SOUTHHAMPTON, England, Dec. 1 (UPI) — British scientists say the water temperature of Kuwait Bay in the northern Arabian Gulf has increased three times faster than the global average since 1985.
Researcher Thamer al-Rashidi of Britain’s National Oceanography Center, who led the study, said the higher water temperatures are having profound effects on key habitats and on power generation.
Al-Rashidi and his colleagues used data gathered by satellites from 1985 to 2007 to assess warming in Kuwait Bay and the Gulf region.
The scientists said the temperature dipped in 1991, during the aftermath of the Iraqi invasion of Kuwait when dense smoke from burning of oil fields blocked sunlight during the summer. However, the water temperature then increased fairly steadily from 1992 to 2004.
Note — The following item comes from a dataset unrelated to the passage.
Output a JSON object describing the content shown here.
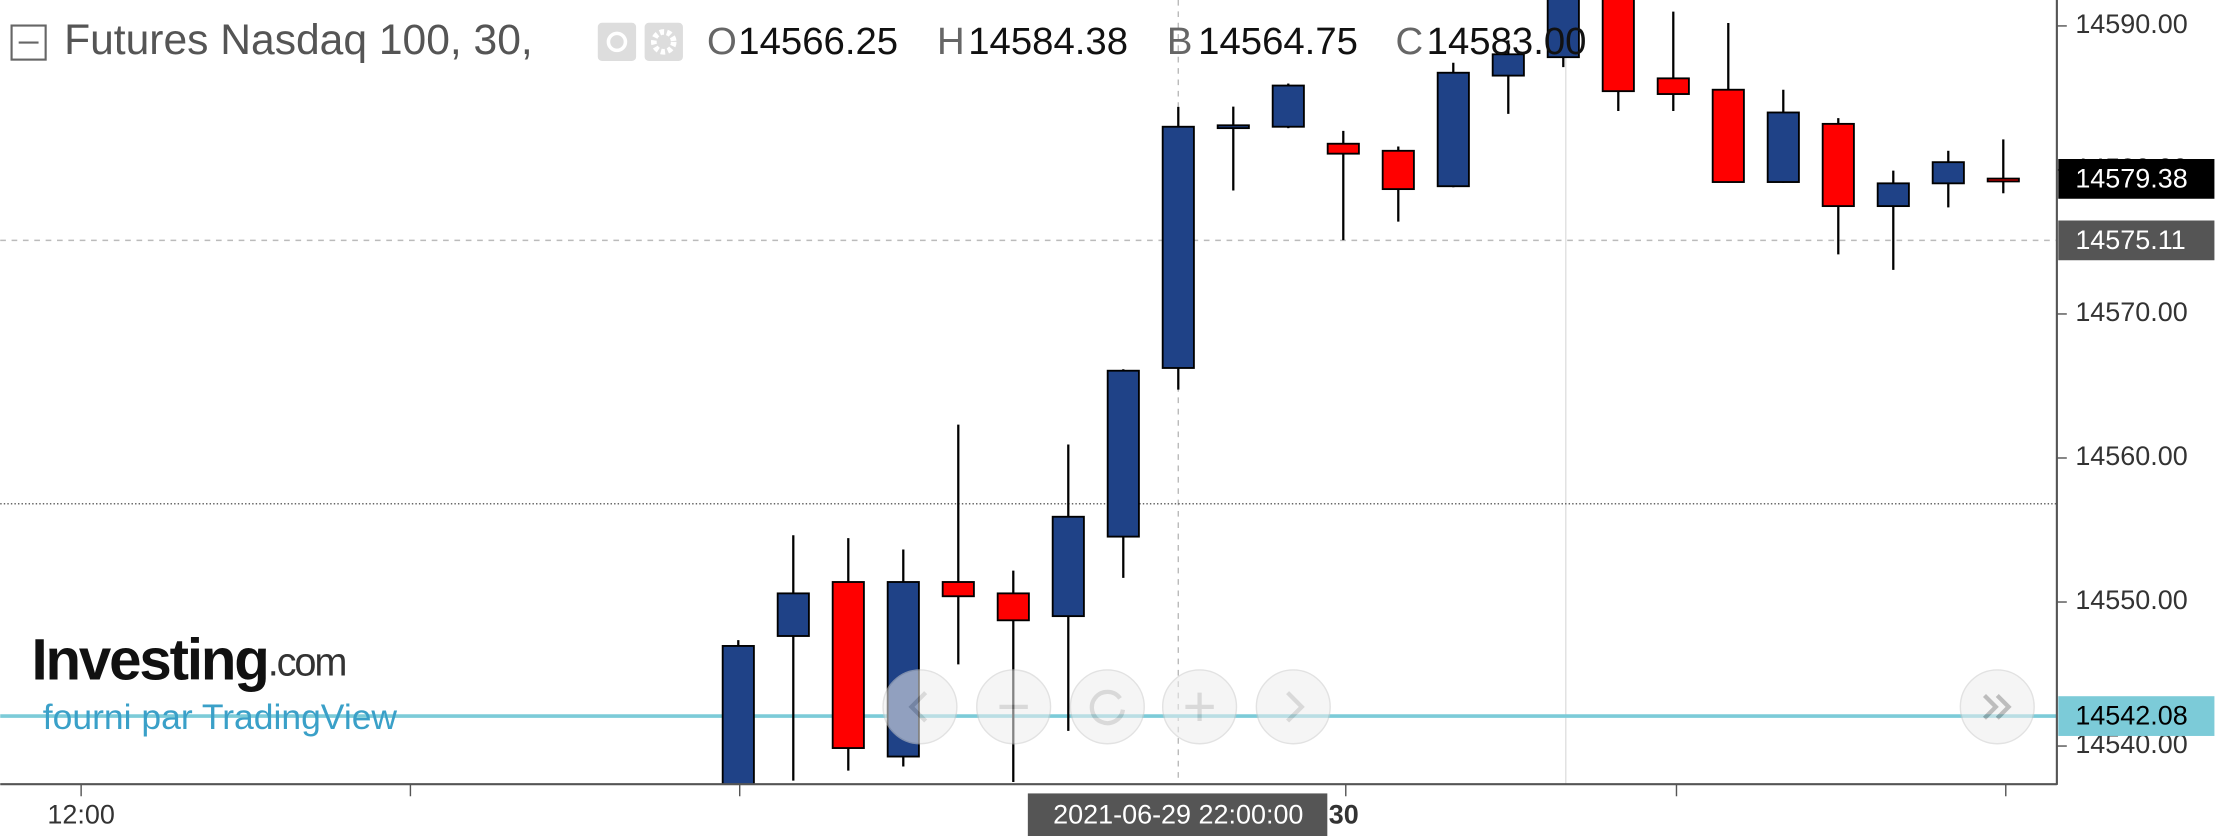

“What all of this tells us,” al-Rashidi said, “is that the global trends reported by the (U.N. Intergovernmental Panel on Climate Change) may not be representative locally.”
The researchers estimate about a third of the observed increase in Kuwait Bay’s water temperature can be attributed to global climate change, approximately 13 percent to human activity along the coast, with the remainder apparently due to changes in regional drivers, including circulation and mixing of seawater in the Arabian Gulf and sand storms.
The report appeared in the July issue of the journal Natural Hazards.